Confucius a Historical Character.
If the greatness of a teacher is to be determined by the number of his disciples, or to be measured by the extent and diversity of his influence, then the foremost place among all the teachers of mankind must be awarded to The Master Kung (or Confucius, as the Jesuit scholars of the seventeenth century Latinized the name). Certainly, he of all truly historic personages is to-day, and for twenty-three centuries has been, honored by the largest number of followers.
Of the many systems of religion in the world, but few are based upon the teachings of one person. The reputed founders of some of them are not known in history with any certainty, and of others—as in the case of Buddhism—have become almost as shadows among a great throng of imaginary Buddhas or other beings which have sprung from the fancies of the brain and become incorporated into the systems, although the original teachers may indeed have been historical.
Confucius is a clear and distinct historic person. His parentage, place of birth, public life, offices, work and teaching, are well known and properly authenticated. He used the pen freely, and not only compiled, edited and transmitted the writings of his predecessors, but composed an historical and interpretative book. He originated nothing, however, but on the contrary disowned any purpose of introducing new ideas, or of expressing thoughts of his own not based upon or in perfect harmony with the teaching of the ancients. He was not an original thinker. He was a compiler, an editor, a defender and reproclaimer of the ancient religion, and an exemplar of the wisdom and writings of the Chinese fathers. He felt that his duty was exactly that which some Christian theologians of to-day conscientiously feel to be theirs—to receive intact a certain "deposit" or "system" and, adding nothing to it, simply to teach, illuminate, defend, enforce and strongly maintain it as "the truth." He gloried in absolute freedom from all novelty, anticipating in this respect a certain illustrious American who made it a matter for boasting, that his school had never originated a new idea.[1] Whether or not the Master Kung did nevertheless, either consciously or unconsciously, modify the ancient system by abbreviating or enlarging it, we cannot now inquire.

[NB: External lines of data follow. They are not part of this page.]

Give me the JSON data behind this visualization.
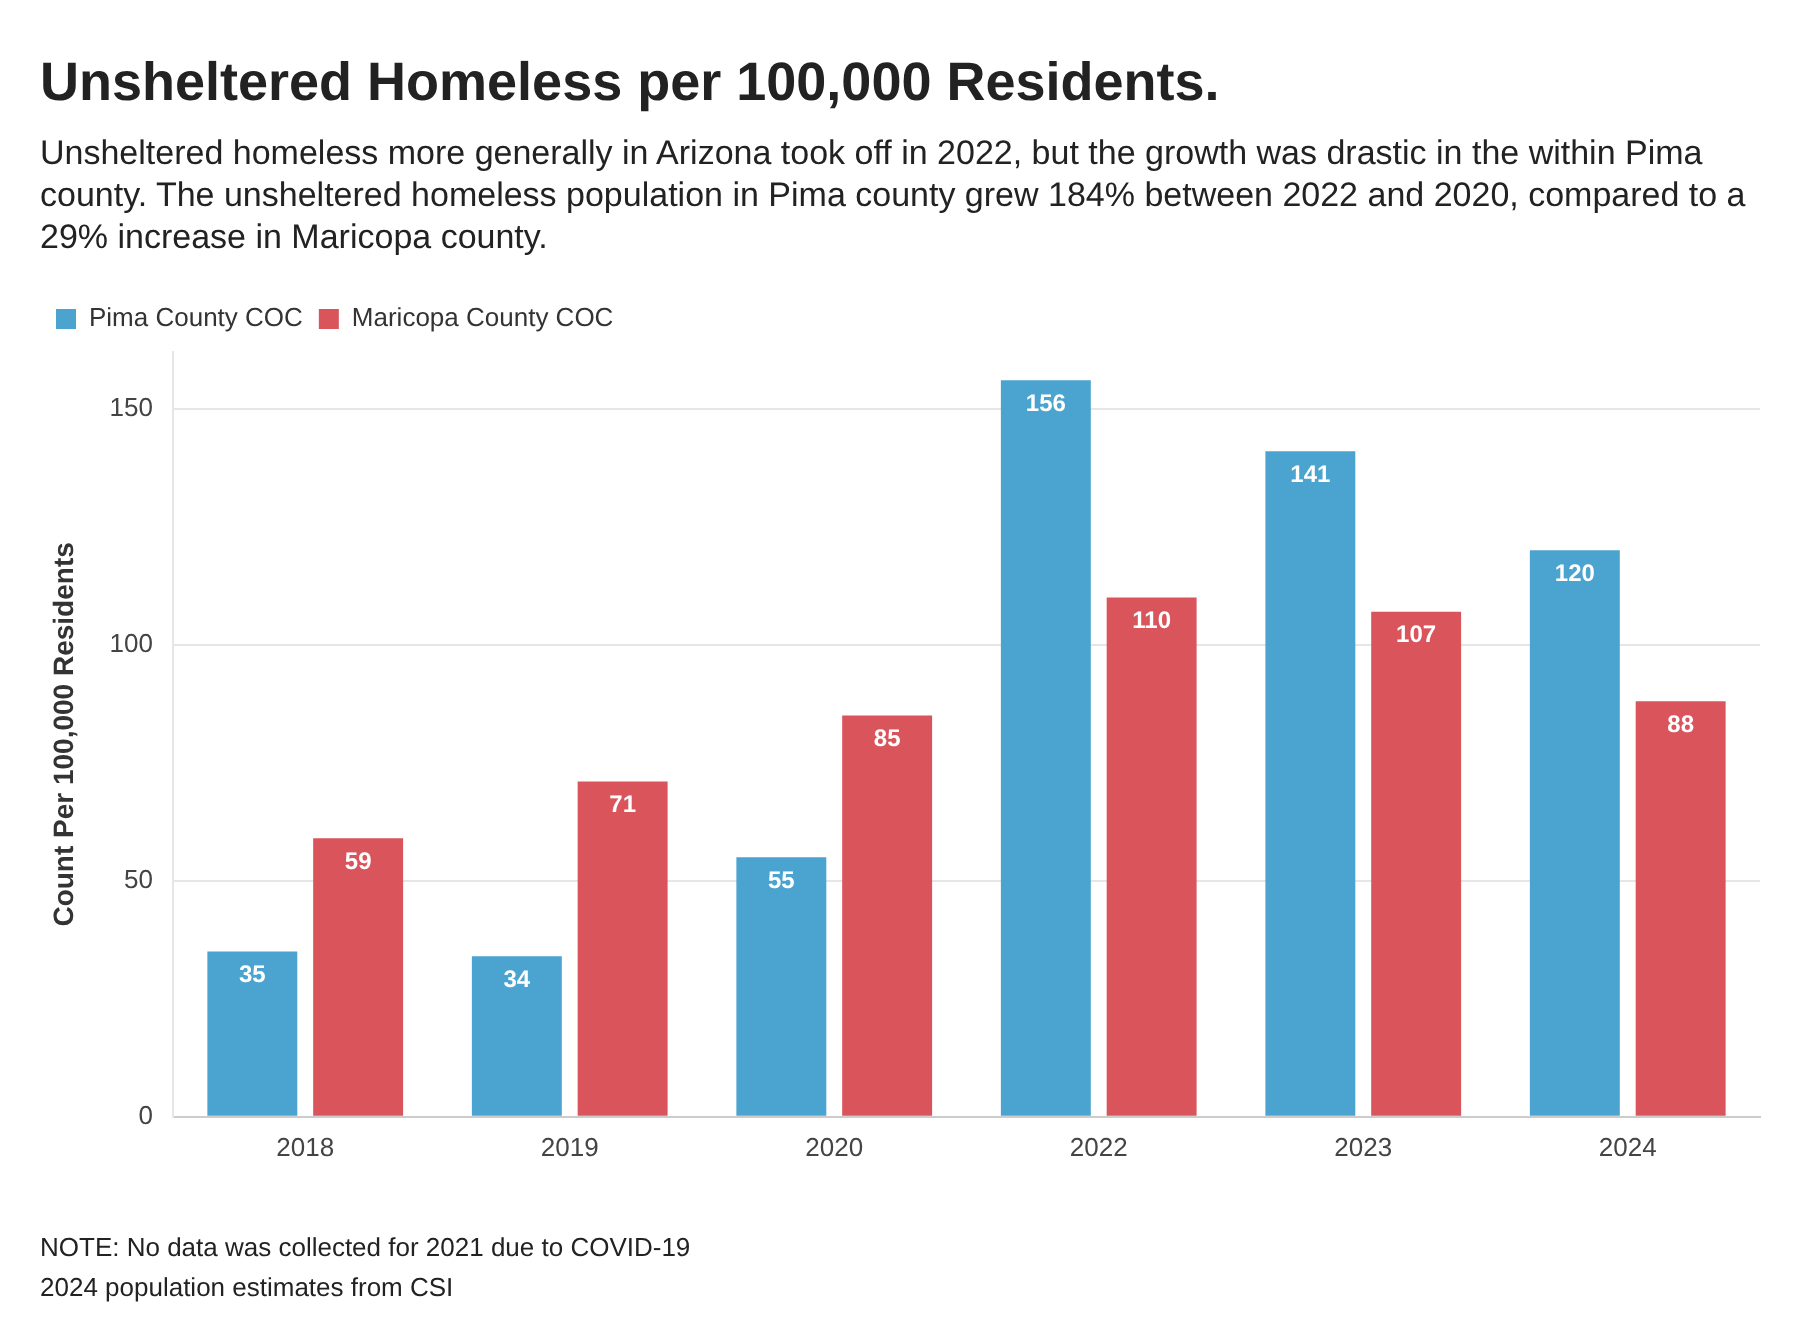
{
  "chart_data": {
    "type": "bar",
    "title": "Unsheltered Homeless per 100,000 Residents.",
    "subtitle": "Unsheltered homeless more generally in Arizona took off in 2022, but the growth was drastic in the within Pima county. The unsheltered homeless population in Pima county grew 184% between 2022 and 2020, compared to a 29% increase in Maricopa county.",
    "ylabel": "Count Per 100,000 Residents",
    "categories": [
      "2018",
      "2019",
      "2020",
      "2022",
      "2023",
      "2024"
    ],
    "series": [
      {
        "name": "Pima County COC",
        "color": "#4ba3cf",
        "values": [
          35,
          34,
          55,
          156,
          141,
          120
        ]
      },
      {
        "name": "Maricopa County COC",
        "color": "#d9545b",
        "values": [
          59,
          71,
          85,
          110,
          107,
          88
        ]
      }
    ],
    "ylim": [
      0,
      162
    ],
    "yticks": [
      0,
      50,
      100,
      150
    ],
    "grid": "y",
    "legend": "top left",
    "data_labels": true,
    "annotations": [
      "NOTE: No data was collected for 2021 due to COVID-19",
      "2024 population estimates from CSI"
    ]
  }
}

Confucius wan born into the world in the year 551 B.C., during that wonderful century of religious revival which saw the birth of Ezra, Gautama, and Lao Tsze, and in boyhood he displayed an unusually sedate temperament which made him seem to be what we would now call an "old-fashioned child." The period during which he lived was that of feudal China. From the ago of twenty-two, while holding an office in the state of Lu within the modern province of Shan-Tung, he gathered around him young men as pupils with whom, like Socrates, he conversed in question and answer. He made the teachings of the ancients the subjects of his research, and he was at all times a diligent student of the primeval records. These sacred books are called King, or Kiō in Japanese, and are: Shu King, a collection of historic documents; Shih King, or Book of Odes; Hsiao King, or Classic of Filial Piety, and Yi King, or Book of Changes.[2] This division of the old sacred canon, resembles the Christian or non-Jewish arrangement of the Old Testament scriptures in the four parts of Law, History, Poetry and Prophesy, though in the Chinese we have History, Poetry, Ethics and Divination.[3]
His own table-talk, conversations, discussions and notes were compiled by his pupils, and are preserved in the work entitled in English, "The Confucian Analects," which is one of the four books constituting the most sacred portion of Chinese philosophy and instruction. He also wrote a work named "Spring and Autumn, or Chronicles of his Native State of Lu from 722 B.C., to 481[4] B.C." He "changed his world," as the Buddhists say, in the year 478 B.C., having lived seventy-three years.